I know that Dad wants for us – him and me – to make up. He is not such a bad guy, really, but this woman, where did he find her? She is just the opposite of him. She’s skin and bone, like she might eat once a week, plus she wears lots of make-up and her hair is the color of strawberries, for God’s sake. It isn’t that I don’t understand that older people sometimes need each other – I’m not blind to that fact – but I just had expected a different kind of stepmother if I ever got one. Maybe one that was calmer and a little more normal looking, not one that darts around like some brightly colored cartoon character with a look of love in her eyes.

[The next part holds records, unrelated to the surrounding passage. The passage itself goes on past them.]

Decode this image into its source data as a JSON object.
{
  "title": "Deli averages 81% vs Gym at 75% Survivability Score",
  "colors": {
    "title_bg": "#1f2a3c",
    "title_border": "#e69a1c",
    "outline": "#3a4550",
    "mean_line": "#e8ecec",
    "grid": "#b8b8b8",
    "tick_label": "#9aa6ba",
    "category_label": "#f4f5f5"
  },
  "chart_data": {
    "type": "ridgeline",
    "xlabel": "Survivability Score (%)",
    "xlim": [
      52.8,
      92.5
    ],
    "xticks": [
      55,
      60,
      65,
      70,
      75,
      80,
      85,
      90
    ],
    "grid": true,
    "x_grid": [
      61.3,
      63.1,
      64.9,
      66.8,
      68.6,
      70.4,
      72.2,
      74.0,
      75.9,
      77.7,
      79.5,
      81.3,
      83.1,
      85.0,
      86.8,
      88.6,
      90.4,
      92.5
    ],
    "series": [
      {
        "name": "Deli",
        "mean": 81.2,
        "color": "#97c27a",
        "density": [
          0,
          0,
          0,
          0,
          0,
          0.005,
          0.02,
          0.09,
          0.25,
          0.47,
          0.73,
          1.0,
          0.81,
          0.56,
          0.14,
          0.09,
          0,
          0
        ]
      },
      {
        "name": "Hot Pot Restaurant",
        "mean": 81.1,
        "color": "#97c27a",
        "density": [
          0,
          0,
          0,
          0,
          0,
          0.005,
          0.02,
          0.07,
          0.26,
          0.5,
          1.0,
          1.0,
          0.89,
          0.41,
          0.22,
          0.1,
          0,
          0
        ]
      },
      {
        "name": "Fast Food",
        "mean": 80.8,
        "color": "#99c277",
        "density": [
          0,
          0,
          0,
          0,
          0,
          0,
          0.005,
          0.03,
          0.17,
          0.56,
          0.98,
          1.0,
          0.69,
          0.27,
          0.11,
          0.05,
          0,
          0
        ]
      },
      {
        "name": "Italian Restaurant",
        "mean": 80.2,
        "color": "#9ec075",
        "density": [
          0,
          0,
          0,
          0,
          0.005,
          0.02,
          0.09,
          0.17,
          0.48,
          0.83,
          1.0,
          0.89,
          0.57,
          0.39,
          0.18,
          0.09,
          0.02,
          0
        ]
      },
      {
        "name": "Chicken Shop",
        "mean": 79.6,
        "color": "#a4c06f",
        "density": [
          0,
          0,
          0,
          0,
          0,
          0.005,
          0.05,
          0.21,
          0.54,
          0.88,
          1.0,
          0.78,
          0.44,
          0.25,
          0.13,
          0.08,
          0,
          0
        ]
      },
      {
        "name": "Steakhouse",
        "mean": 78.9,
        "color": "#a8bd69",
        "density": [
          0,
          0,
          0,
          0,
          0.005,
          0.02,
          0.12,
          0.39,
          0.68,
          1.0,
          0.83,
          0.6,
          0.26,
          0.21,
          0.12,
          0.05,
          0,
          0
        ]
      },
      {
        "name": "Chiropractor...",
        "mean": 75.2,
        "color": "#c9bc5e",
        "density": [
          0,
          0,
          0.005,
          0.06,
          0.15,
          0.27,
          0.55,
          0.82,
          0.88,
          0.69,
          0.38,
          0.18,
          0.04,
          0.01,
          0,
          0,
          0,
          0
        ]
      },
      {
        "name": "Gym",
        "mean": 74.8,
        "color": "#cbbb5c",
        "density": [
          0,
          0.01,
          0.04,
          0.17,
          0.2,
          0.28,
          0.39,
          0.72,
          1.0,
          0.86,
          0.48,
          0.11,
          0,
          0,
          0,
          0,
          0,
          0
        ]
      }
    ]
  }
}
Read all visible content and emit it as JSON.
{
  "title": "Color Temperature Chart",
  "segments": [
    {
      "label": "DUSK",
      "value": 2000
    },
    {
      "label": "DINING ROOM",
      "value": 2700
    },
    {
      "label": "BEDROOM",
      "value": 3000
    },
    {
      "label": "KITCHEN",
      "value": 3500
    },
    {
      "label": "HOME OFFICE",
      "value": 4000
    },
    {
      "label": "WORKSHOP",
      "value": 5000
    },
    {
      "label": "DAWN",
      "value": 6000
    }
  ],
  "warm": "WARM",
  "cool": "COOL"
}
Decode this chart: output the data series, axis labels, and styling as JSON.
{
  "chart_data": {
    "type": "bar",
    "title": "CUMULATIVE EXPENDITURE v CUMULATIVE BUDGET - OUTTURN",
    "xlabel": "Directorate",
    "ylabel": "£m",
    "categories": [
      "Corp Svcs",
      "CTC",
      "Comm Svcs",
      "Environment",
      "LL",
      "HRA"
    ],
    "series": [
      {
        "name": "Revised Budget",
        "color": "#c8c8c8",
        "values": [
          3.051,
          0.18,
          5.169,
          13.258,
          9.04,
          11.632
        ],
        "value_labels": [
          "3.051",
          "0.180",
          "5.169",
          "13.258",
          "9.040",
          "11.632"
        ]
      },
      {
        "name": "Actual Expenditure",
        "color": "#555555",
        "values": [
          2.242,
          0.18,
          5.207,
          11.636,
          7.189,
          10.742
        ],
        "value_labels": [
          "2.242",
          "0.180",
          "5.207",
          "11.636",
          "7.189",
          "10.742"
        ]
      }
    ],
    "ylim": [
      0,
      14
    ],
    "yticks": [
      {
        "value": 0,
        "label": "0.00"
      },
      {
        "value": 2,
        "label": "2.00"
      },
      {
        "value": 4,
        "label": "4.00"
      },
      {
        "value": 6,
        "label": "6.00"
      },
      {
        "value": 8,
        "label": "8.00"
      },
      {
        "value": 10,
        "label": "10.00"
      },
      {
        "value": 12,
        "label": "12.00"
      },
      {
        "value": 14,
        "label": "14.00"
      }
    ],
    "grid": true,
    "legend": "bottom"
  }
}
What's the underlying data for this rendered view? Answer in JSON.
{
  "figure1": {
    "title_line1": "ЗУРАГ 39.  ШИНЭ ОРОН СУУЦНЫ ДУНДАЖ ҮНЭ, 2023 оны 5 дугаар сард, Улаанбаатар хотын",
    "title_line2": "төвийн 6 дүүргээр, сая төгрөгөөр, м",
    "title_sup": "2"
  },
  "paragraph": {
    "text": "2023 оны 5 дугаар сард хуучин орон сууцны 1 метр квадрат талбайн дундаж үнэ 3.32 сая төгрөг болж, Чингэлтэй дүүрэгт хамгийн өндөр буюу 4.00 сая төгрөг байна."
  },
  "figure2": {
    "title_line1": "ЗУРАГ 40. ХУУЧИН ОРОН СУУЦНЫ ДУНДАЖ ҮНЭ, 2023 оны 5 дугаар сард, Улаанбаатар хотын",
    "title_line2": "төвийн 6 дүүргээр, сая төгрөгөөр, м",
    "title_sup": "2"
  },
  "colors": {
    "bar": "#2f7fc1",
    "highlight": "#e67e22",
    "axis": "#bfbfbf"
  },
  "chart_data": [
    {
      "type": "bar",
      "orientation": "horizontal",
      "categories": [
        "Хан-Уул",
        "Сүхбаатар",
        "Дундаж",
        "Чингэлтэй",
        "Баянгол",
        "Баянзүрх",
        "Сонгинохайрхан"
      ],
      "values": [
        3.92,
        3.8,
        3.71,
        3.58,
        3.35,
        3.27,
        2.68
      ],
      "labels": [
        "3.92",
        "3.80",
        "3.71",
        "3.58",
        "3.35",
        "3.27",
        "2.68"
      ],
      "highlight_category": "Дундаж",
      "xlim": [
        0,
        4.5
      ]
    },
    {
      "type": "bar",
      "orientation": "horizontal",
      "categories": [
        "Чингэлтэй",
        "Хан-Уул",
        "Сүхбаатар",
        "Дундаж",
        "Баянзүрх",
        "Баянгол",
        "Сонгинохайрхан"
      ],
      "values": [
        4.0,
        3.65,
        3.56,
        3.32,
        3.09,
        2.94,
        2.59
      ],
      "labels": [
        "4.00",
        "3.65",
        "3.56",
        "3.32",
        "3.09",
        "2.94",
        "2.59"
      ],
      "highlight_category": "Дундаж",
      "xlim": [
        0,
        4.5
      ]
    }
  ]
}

But here we are in the kitchen, a month after their stupid wedding, with Dad winking at me again and nodding his head in the direction of Edith when her back is turned. Yes, her name is Edith – the worst old-lady name ever – and I realize that Dad is trying to get me to notice the tear in her dress. I see it, a jagged two inches that she must have done on the edge of our old and in-need-of repair kitchen table, and beneath the tear I can see a glimpse of her pink underwear. Not gross sexy underwear, but just normal cotton underpants like regular women wear. I can’t suppress a chuckle, which makes dad chuckle and then Edith looks at both of us with a surprised expression. God knows we haven’t been laughing much around the house since she arrived. Dad points and she turns her skirt so she can see the tear and that’s when she realizes that we’ve been able to see her underwear. Her eyes get wide and then she does something I would have never expected: she lets out the deepest belly laugh I have ever heard, especially from a woman who can’t weigh more than 90 pounds. Dad and I exchange a shocked look, then all three of us start laughing and can’t stop until tears are running down our cheeks.
At that moment, I realize maybe Dad has understood something about Edith that I couldn’t have known. She may have stupid make-up and hair and she may be a tad too adoring, but she definitely can make fun of herself. That is a decent human trait, and one that I can respect. Besides, cotton underwear mean she doesn’t see herself as a diva. That alone makes me breathe a whole lot easier.